The Weeknd (Fotoğraf: Michael Tran / AFP)
Kanadalı sanatçı The Weeknd (Abel Tesfaye), dijital müzik tarihine geçti. New York Post haberine göre sanatçının 2019 tarihli albümü After Hours (Gece Yarısından Sonra) içinde yer alan “Blinding Lights”, Spotify’da 5 milyar dinlenme barajını aşarak rekor kırdı. Şarkı böylece platformun 15 yıllık tarihinde bu eşiği geçen ilk parça unvanını kazandı.
The Weeknd, sosyal medyada yaptığı açıklamada “Bu şarkı, benim için bir dönüm noktasıydı; müzikle duyguyu yeniden birleştirme çabasıydı,” dedi.
Billboard analizine göre “Blinding Lights”, 1980’lerin synth-pop estetiğini çağdaş R&B unsurlarıyla harmanlayarak pop müziğin yönünü değiştirdi. Şarkının başarısı, TikTok’taki dans akımlarıyla birleşerek pandeminin karanlık döneminde bir “kolektif kaçış marşı” hâline gelmişti.

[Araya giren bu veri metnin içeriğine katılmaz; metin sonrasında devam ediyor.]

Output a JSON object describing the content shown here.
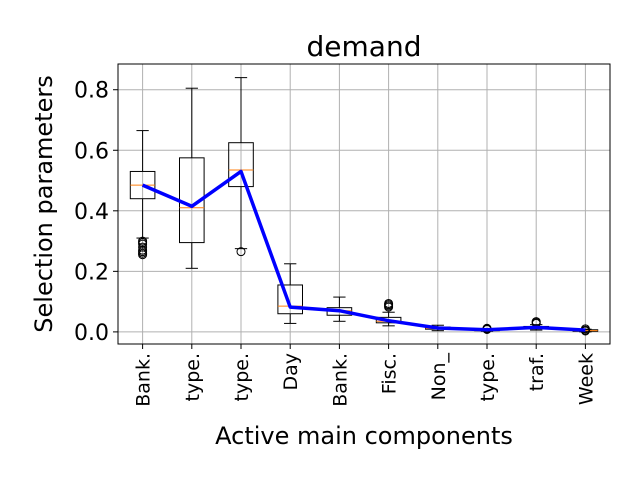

The Weeknd, bugüne kadar 22 milyondan fazla albüm sattı ve üç Grammy dâhil sayısız ödül kazandı. Spotify rekoru, sanatçının 2025’te yayımlamaya hazırlandığı yeni albüm öncesinde hem kariyerinde bir zirve hem de dijital çağın müzik tüketim biçimlerinin sembolü olarak değerlendiriliyor.
Dijital müzik çağında rekorlar artık albüm satışlarıyla değil, “streaming” yani çevrim içi dinleme sayılarıyla ölçülüyor. Bu dönüşümün en parlak yıldızlarından biri, hiç kuşkusuz The Weeknd. “Blinding Lights” ile Spotify’da 5 milyar dinlenme barajını aşan ilk sanatçı olarak tarihe geçti. Ancak dijital tahtta yalnız değil.
Ed Sheeran, “Shape of You” (Senin Şeklin) ile 4,2 milyar dinlenmeyle uzun süre Spotify’ın zirvesindeydi. Onu Post Malone’un “Sunflower” (Ayçiçeği) ve Drake’in “One Dance” (Bir Dans) şarkıları izledi. Taylor Swift, Midnights albümünün ilk gününde 200 milyon dinlenmeyle “en hızlı çıkış yapan albüm” rekorunu kırarken; Bad Bunny, ardı ardına üç yıl boyunca Spotify’ın “en çok dinlenen sanatçısı” unvanını elinde tuttu.
Bu rekorlar, müziğin artık yalnızca dinlenmekle kalmadığını, sosyal medya akımları, video klipler ve dijital kimliklerle iç içe geçtiğini gösteriyor. 2020’lerden itibaren Spotify, Apple Music ve YouTube gibi platformlar yalnızca birer dinleme aracı olmaktan çıkıp, küresel müzik ekonomisinin nabzını tutan veri merkezlerine dönüştü. Dijital rekorlar artık sadece istatistik değil, çağın kültürel hafızasını belirleyen yeni ölçütler olarak görülüyor.